Validating that a product can be sold brings a startup to life, but a sustainable revenue model strategy keeps the business breathing.
1. Consistency Equation
After you’ve learned how to generate revenue for your business, you now have to figure out how to generate revenue consistently. Consistent revenue is the foundation for a business that can pay its employees, rely on steady cash flow, and plan for its future. Consistent revenue is what helps a business place roots and stabilize itself for the future.
Figuring out the exact inputs needed to produce a consistent revenue equation is a journey that takes time, refinement, and close analysis.
Some questions to consider when working on creating consistent revenue is:
What marketing and promotional strategies worked when selling our products in the past?
How reliable are these channels in producing consistent, recurring sales?
How much money, labor, time do we need every month to create recurring sales?
Once you’ve figured out your equation for consistent revenue, you should be able to apply it to your business on a monthly basis and have it produce monthly (or whatever schedule you’ve selected) revenue, consistently. This, of course, is a challenge in it of itself that takes experimentation, time, and resources.
2. Cash Flow Schedule
A business’ cash flow will be different for every industry and business. For example, a toy company may see spikes in their purchases during the holiday season and generate 80% of their year’s revenue during that time, while a sandwich shop may see consistent revenue on a month-to-month basis.
To determine what this schedule looks like for your business, you should be analyzing your numbers on a daily, weekly, and monthly basis while asking yourself these questions:
Is my revenue mostly coming in one quarter/month/season of the year?

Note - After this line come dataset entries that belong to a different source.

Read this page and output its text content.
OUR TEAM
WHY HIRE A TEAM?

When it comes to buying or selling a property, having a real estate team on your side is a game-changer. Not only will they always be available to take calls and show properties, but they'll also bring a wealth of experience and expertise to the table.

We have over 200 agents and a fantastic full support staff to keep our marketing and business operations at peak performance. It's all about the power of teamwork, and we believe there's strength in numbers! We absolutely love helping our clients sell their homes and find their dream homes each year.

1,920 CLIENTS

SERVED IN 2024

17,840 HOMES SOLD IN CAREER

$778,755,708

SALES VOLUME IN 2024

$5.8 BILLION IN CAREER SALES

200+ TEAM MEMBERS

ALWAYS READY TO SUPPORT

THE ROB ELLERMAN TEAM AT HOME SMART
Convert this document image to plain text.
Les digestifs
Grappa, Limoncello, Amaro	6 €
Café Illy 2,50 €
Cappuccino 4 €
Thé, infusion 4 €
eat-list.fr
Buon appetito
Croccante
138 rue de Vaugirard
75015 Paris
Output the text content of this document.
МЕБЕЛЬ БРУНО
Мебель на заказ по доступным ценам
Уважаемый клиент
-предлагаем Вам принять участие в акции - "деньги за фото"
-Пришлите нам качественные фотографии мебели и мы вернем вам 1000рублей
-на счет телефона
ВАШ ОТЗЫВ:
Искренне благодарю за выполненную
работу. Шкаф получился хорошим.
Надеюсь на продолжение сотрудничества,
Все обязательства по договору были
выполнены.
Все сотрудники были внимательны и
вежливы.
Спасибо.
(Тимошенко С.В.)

Is my revenue pretty consistent month-to-month? Or does consistency lie within quarters/seasons?
Are there specific days of the week when the business is doing best?
Once you see some patterns and trends, you can extract that schedule and begin to anticipate your business’ cash flow, plan large purchases, schedule out hiring schedules and vacations, and more.
Understanding your cash flow rhythm (like knowing when high cash flow months are) is also knowledge that empowers you to stay sane during low cash flow months.
3. Financial Reserve
Once you’ve figured out a Consistency Equation and a Cash Flow Schedule for your revenue model, figuring out how to save up a cash reserve, or having a reserve credit card is a great way to protect your business when your business’ cash flow doesn’t go as planned. You will be presented with plenty of internal and external circumstances throughout the lifetime of your business that will delay cash flow, add a huge dent to your expenses, and pose other unexpected road bumps.
Giving your business access to a reserve for those unexpected (or expected and undesirable) moments is an important practice to start early. Whether you build up this reserve by putting aside a certain percentage of your income into a separate account, or you sign up for a credit card that will act as your reserve, establishing a reserve option will provide financial relief during high-stress moments.
I don’t call this an emergency reserve for a reason — the number of times you’ll have to tap into your reserve usually won’t be a one-time occurrence, and it’ll probably be a resource for your business more times than you’d like. If you ask any entrepreneur who has built a business before, these road bumps are not a matter of if, but a matter of when they’ll happen (and they’ll usually happen within the first year of your business opening its doors).